Getting data into and out of R
*.csv
(comma-delimited) files are your friends. Excel can read and
write such files. Let's try an example from my web-page. So
click on the link below and save to the folder in which your R
workspace resides.
http://faculty.las.illinois.edu/lylek/AJPA2016/terry.csv
Now:
> Terry = read.csv('terry.csv')
And you'll have Todd phase scores for about half of the Terry Collection.

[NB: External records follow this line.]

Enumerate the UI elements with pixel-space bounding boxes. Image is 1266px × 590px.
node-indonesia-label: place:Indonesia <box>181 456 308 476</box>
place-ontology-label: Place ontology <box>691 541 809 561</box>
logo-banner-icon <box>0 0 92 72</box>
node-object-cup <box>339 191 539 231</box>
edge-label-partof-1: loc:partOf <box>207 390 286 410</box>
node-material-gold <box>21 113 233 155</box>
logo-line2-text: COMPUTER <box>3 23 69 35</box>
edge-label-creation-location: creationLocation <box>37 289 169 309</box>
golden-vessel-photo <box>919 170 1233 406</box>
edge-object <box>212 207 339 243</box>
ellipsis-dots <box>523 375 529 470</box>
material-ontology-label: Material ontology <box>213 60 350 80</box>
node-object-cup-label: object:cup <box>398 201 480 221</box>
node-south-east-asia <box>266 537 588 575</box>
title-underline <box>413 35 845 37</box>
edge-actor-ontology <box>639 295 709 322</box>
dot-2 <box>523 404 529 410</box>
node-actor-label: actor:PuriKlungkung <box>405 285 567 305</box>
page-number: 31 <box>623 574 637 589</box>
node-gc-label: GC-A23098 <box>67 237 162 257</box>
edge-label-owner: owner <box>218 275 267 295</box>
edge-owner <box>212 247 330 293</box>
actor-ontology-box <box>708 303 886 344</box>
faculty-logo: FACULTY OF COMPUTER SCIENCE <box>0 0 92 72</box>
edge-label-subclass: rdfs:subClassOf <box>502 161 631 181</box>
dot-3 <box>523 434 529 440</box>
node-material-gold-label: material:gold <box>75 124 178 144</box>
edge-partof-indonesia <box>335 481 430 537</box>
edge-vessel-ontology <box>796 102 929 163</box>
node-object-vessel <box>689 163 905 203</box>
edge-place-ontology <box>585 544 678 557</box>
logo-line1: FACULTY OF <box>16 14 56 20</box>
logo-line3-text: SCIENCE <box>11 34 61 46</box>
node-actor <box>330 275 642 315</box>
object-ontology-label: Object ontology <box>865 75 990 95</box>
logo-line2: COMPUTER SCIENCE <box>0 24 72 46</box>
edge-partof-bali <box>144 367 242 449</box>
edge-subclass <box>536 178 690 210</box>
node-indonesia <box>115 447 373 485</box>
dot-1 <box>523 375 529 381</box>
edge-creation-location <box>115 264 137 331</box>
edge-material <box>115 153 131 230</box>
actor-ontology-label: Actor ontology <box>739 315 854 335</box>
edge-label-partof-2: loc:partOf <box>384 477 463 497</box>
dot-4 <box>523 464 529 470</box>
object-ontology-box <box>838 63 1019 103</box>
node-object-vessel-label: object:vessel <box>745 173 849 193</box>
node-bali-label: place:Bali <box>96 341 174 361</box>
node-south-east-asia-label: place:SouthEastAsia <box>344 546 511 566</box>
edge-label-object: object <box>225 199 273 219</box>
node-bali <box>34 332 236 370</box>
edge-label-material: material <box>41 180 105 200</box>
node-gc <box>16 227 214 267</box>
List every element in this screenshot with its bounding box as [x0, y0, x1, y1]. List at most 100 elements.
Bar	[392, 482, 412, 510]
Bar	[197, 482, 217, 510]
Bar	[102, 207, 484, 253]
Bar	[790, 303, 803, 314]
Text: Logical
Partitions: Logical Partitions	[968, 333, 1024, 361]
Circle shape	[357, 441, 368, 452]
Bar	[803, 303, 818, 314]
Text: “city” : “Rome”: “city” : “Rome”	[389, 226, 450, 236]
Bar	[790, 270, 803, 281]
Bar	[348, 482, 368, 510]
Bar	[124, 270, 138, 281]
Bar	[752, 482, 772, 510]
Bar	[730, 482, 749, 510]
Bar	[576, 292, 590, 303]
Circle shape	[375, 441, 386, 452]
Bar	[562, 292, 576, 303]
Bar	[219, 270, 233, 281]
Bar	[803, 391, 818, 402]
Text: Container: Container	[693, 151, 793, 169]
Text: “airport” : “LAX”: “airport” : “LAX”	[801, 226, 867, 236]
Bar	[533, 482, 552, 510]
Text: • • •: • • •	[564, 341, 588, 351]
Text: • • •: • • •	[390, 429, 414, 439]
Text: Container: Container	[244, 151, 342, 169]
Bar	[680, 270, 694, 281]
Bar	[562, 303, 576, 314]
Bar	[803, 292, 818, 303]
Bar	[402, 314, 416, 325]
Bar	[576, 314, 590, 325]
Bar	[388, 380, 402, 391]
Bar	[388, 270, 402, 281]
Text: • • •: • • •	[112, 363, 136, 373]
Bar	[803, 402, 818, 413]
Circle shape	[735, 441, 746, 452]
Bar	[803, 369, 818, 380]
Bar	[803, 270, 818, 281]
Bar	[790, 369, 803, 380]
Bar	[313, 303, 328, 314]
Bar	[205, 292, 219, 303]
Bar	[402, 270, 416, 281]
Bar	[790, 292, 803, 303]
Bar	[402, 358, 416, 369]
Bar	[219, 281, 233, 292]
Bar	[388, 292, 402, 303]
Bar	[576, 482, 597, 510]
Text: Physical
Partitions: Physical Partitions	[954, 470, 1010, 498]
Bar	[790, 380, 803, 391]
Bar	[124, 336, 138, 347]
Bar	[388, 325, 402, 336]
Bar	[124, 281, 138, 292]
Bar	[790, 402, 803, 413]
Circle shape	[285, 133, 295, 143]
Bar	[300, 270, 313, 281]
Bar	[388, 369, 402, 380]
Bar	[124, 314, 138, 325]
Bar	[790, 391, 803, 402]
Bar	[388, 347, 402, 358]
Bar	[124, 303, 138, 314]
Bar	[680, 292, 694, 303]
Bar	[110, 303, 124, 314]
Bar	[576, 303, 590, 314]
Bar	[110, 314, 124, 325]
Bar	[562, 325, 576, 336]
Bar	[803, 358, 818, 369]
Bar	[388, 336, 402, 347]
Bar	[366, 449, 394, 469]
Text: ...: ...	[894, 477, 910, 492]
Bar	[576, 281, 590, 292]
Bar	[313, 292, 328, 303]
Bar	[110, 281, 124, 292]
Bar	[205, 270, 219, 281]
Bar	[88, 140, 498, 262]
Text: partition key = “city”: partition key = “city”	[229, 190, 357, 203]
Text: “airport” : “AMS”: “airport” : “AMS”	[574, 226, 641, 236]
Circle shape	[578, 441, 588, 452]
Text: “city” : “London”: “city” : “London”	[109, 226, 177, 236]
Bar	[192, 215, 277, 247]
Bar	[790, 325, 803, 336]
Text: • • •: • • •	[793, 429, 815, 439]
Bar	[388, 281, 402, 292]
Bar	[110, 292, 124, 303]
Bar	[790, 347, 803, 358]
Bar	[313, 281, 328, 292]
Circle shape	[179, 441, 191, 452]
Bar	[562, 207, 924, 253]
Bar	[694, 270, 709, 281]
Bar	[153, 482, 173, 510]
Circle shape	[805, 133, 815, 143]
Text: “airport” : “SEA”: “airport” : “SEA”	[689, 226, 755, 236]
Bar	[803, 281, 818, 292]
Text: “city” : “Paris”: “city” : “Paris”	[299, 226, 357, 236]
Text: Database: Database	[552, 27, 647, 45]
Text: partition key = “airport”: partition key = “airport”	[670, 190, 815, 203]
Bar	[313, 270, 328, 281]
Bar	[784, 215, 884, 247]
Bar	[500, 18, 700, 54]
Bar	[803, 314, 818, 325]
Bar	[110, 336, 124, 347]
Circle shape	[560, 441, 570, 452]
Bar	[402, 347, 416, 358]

And sometimes you can get data already as R structures using "dget" (they were made using "dput').
download.file('http://faculty.las.illinois.edu/lylek/Howells.txt','Howells.txt')
Howells = dget('Howells.txt')
file.remove('Howells.txt')
head(Howells[,1:10])
tail(Howells[,1:10])
Congrats, you have all of the Howells craniometric data in R now.
- Konigsberg
LW, Hens SM, Jantz LM, and Jungers WL. 1998. Stature estimation and
calibration: Bayesian and maximum likelihood perspectives in physical
anthropology. Yb Phys Anthrop 41:65-92.